Anyone with travel plans might be feeling glum watching the finance news at the moment. The Aussie dollar has been slipping against the US dollar, getting weaker and weaker, and those overseas holidays we are so desperate for seem to be more expensive than ever.
But, behind the headlines, things are not as bad as they seem.
While the Aussie is turning into fewer and fewer US dollars, remember - there’s more than one other currency in the world.
The Finance news likes to focus on the greenback, which is known as the world’s reserve currency, but there are still plenty of currencies against which the Aussie dollar has got stronger, not weaker.
That makes these countries cheaper to visit.
The following chart has two columns, one for countries where our dollar makes travel cheaper, and one for countries where our dollar has made travel more expensive (relative to January 2018).
Japan and Korea are top choices from an Aussie dollar perspective.
Japan’s borders are currently closed to anyone not on a guided tour, but that is changing. From September 7, more tourists will be let in, and tourists will not require guides. It’s ramen time.
Our dollar has been rising fast against Japan’s yen. One Aussie dollar buys 93 yen, which means anything you find in a 200-yen shop costs roughly 2 dollars.
Booking now could win you a cheap stay in Tokyo, but of course currencies can turn fast, so locking in prices in Aussie dollars, or paying in advance could be a good option.
Right now a one-week ski pass in Niseko costs less than it did in 2018, in Aussie dollar terms, down from $558 to $536. Talk about beating inflation.
In Australia, a one-day ski pass at Thredbo is up about 40 per cent across the same period, from $125 to $179 a day. You start to see why Aussies are now more likely to visit Japan in winter than in cherry blossom season.
Japan was once one of our fastest-growing destinations, but just a few planeloads of Australians have travelled there recently, as the next chart shows.
Korea’s borders are open at the moment, with one restriction: travellers are required to take a PCR test within 24 hours of arriving. It costs about $75.
Korea has seen relatively few Aussie travellers, historically, but at the moment it is in our top-20 favourite travel destinations, way ahead of well-worn places like Hong Kong, China and Greece. Could be time to investigate Gangnam style yourself (Gangnam is a hipster part of central Seoul.)
South-East Asia is open for business, but the Aussie dollar is not going so well there. As the chart above shows, we are weaker against Thailand’s baht, Vietnam’s dong and Indonesia’s rupiah.
Of course, these are cheaper destinations overall than Korea or Japan, and the currency movement is not the only factor that determines the price of a holiday.
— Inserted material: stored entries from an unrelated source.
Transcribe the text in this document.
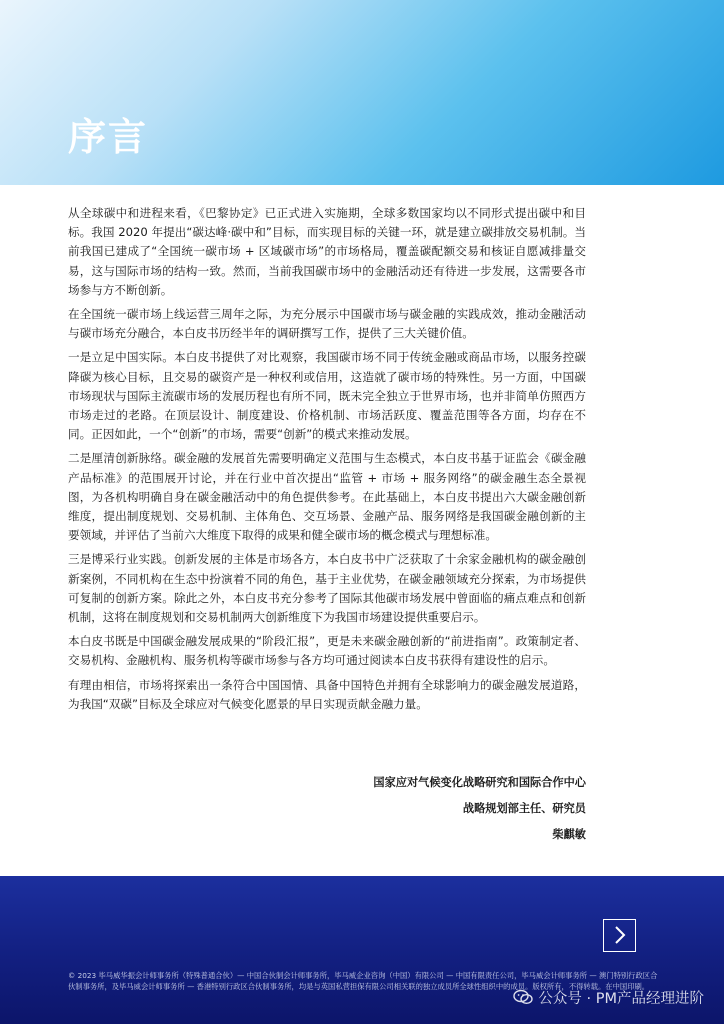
序言

从全球碳中和进程来看，《巴黎协定》已正式进入实施期，全球多数国家均以不同形式提出碳中和目标。我国 2020 年提出“碳达峰·碳中和”目标，而实现目标的关键一环，就是建立碳排放交易机制。当前我国已建成了“全国统一碳市场 + 区域碳市场”的市场格局，覆盖碳配额交易和核证自愿减排量交易，这与国际市场的结构一致。然而，当前我国碳市场中的金融活动还有待进一步发展，这需要各市场参与方不断创新。

在全国统一碳市场上线运营三周年之际，为充分展示中国碳市场与碳金融的实践成效，推动金融活动与碳市场充分融合，本白皮书历经半年的调研撰写工作，提供了三大关键价值。

一是立足中国实际。本白皮书提供了对比观察，我国碳市场不同于传统金融或商品市场，以服务控碳降碳为核心目标，且交易的碳资产是一种权利或信用，这造就了碳市场的特殊性。另一方面，中国碳市场现状与国际主流碳市场的发展历程也有所不同，既未完全独立于世界市场，也并非简单仿照西方市场走过的老路。在顶层设计、制度建设、价格机制、市场活跃度、覆盖范围等各方面，均存在不同。正因如此，一个“创新”的市场，需要“创新”的模式来推动发展。

二是厘清创新脉络。碳金融的发展首先需要明确定义范围与生态模式，本白皮书基于证监会《碳金融产品标准》的范围展开讨论，并在行业中首次提出“监管 + 市场 + 服务网络”的碳金融生态全景视图，为各机构明确自身在碳金融活动中的角色提供参考。在此基础上，本白皮书提出六大碳金融创新维度，提出制度规划、交易机制、主体角色、交互场景、金融产品、服务网络是我国碳金融创新的主要领域，并评估了当前六大维度下取得的成果和健全碳市场的概念模式与理想标准。

三是博采行业实践。创新发展的主体是市场各方，本白皮书中广泛获取了十余家金融机构的碳金融创新案例，不同机构在生态中扮演着不同的角色，基于主业优势，在碳金融领域充分探索，为市场提供可复制的创新方案。除此之外，本白皮书充分参考了国际其他碳市场发展中曾面临的痛点难点和创新机制，这将在制度规划和交易机制两大创新维度下为我国市场建设提供重要启示。

本白皮书既是中国碳金融发展成果的“阶段汇报”，更是未来碳金融创新的“前进指南”。政策制定者、交易机构、金融机构、服务机构等碳市场参与各方均可通过阅读本白皮书获得有建设性的启示。

有理由相信，市场将探索出一条符合中国国情、具备中国特色并拥有全球影响力的碳金融发展道路，为我国“双碳”目标及全球应对气候变化愿景的早日实现贡献金融力量。

国家应对气候变化战略研究和国际合作中心
战略规划部主任、研究员
柴麒敏
© 2023 毕马威华振会计师事务所（特殊普通合伙）— 中国合伙制会计师事务所，毕马威企业咨询（中国）有限公司 — 中国有限责任公司，毕马威会计师事务所 — 澳门特别行政区合伙制事务所，及毕马威会计师事务所 — 香港特别行政区合伙制事务所，均是与英国私营担保有限公司相关联的独立成员所全球性组织中的成员。版权所有，不得转载。在中国印刷。
公众号 · PM产品经理进阶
I recently got back from a trip to Thailand, and the lack of Chinese tourists out in the world is leaving Thai hotels pretty empty. It’s possible to find a great deal right now and the locals in the tourist areas are very happy to get some customers back.
Indonesia is also bouncing back strongly even though the AUD was in better shape against the rupiah back in 2018.
Looking beyond Asia, India is a bargain, and Europe is also on special. You get 69 euro cents for a dollar - the best it’s been in five years.
Even though the price of coffee in Europe is up from a nice round euro to 1.10, an espresso at a bar in Naples will still only cost you about $1.60 AUD. I promise you will not miss getting a paper cup with a plastic lid for $4.90 as you sip that liquid gold and listen to the barista chat to the locals.
While you’re in Europe, you may want to dodge Switzerland. The chocolate is good and the scenery is incredible but you’ll find more value looking at the same alps from the other side of the border.
Long ago, the Aussie dollar and the Swiss Franc were on par but, throughout the past decade, they outmuscled us currency-wise. Now, an Aussie dollar buys just a fraction of a franc.
In Geneva, you‘ll pay A$40 for a cheese fondue, “served with boiled potatoes”. It’s an overrated dish anyway, and terrible for the digestion.
There are much better options, and some of them have not been such good value for many years.